Was aber steht denn eigentlich drin, in »Esra«? Was behauptet es? Ist es nicht seltsam, dass diese Frage noch niemand gestellt hat? »Esra« ist die leidenschaftliche, obsessive, in jedem Satz zweischneidige Liebesgeschichte eines Juden mit einer Nichtjüdin. Der Jude wird von der Familie der Nichtjüdin ziemlich gnadenlos verfolgt. Ich sage »ziemlich«. Denn auch diese feindselige Haltung wird meisterhaft in ihren Ambivalenzen beschrieben.
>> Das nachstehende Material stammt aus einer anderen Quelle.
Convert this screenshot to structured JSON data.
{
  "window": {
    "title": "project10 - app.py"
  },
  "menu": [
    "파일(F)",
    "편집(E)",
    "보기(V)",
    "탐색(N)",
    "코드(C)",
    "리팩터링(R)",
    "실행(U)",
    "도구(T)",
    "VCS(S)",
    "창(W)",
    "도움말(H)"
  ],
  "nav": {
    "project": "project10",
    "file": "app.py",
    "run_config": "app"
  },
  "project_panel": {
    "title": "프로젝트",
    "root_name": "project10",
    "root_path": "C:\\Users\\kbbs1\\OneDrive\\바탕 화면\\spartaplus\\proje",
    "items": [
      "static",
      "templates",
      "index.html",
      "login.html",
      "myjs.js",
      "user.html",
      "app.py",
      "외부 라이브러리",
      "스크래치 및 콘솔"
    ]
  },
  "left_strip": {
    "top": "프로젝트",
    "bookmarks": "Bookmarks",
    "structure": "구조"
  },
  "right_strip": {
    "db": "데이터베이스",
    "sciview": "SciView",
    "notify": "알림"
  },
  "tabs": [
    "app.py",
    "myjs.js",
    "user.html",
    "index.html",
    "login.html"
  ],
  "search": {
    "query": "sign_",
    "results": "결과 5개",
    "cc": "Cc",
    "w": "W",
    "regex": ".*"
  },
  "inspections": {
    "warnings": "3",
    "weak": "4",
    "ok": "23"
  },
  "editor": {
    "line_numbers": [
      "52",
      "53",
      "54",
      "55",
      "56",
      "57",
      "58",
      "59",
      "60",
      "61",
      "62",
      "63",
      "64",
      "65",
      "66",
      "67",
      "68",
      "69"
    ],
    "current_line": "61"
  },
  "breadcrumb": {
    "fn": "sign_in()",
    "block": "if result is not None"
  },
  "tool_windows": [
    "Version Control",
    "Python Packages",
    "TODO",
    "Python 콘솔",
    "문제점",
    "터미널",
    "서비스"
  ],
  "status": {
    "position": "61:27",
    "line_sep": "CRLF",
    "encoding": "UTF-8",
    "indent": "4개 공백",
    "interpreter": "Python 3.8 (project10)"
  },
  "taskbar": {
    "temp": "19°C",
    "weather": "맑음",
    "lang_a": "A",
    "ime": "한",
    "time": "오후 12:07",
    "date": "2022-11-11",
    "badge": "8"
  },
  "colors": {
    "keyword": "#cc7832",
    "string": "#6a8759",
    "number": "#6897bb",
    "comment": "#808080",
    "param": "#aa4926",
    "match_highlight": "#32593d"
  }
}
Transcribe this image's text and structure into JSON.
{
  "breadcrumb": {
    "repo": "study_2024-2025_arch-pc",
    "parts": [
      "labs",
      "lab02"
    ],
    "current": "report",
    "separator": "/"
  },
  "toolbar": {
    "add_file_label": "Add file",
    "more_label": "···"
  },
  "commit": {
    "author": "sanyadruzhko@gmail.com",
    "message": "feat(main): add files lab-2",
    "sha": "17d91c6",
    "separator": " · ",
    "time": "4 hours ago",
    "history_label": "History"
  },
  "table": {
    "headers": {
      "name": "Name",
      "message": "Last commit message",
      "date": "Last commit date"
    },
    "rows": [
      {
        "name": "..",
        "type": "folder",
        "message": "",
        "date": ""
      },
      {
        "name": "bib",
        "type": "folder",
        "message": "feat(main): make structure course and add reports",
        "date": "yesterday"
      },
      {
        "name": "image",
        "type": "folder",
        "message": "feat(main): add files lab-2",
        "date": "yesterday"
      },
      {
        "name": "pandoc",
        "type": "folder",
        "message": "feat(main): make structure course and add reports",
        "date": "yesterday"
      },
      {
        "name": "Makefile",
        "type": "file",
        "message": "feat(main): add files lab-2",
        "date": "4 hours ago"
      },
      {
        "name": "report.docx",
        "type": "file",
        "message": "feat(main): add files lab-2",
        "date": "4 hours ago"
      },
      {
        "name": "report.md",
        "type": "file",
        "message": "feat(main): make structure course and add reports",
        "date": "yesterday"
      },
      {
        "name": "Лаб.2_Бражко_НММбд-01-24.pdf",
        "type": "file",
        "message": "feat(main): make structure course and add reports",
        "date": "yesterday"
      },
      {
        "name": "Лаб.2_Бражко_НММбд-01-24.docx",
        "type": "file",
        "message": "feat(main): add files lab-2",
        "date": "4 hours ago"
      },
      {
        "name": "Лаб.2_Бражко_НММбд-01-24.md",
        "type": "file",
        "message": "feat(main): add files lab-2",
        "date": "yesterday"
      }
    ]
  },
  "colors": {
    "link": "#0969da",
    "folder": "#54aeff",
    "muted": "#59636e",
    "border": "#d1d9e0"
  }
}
Der Leser versteht diese Gegenseite genauso gut wie den Helden. Ich behaupte sogar: Biller hat die Gegenseite noch weitaus besser und mit viel mehr Liebe beschrieben als den Ich-Erzähler. »Esra« ist absolute Weltliteratur, wie wir sie hierzulande in der Form seit Generationen gar nicht mehr gekannt haben, nämlich dialektisch bis ins letzte unhörbare Stöhnen. Noch nie seit Italo Svevo habe ich »Liebe« so wahr dargestellt gefunden, diese Anziehungskräfte und Irrationalismen, die eben von den Handelnden a priori nicht erkannt werden können, allenfalls vom Autor, der von all dem ebenfalls nichts wissen darf und es dennoch qua kreativer Eruption ausdrücken kann, da die entsprechenden Verletzungen in seiner Seele brennen (da gerade erlebt). Normalerweise müsste das Feuilleton von einem »Glücksfall für die Literatur« sprechen. Tut es aber nicht. Weil der Held nicht ein Herr XY ist, sondern der Jude XY. Dass der Held Jude ist, wird auf jeder Seite deutlich. Und dass die Schwierigkeiten mit der nicht jüdischen Familie der Geliebten damit zu tun haben, kapiert auch jeder Depp. Und zwar auch ohne dass das Wort »Intifada« auch nur einmal fällt. Für die Zeit ist es damit kein Roman mehr, sondern Politik, also Schund.

Ich glaube wirklich, genauso denken sie. Und so werden sie es durchziehen.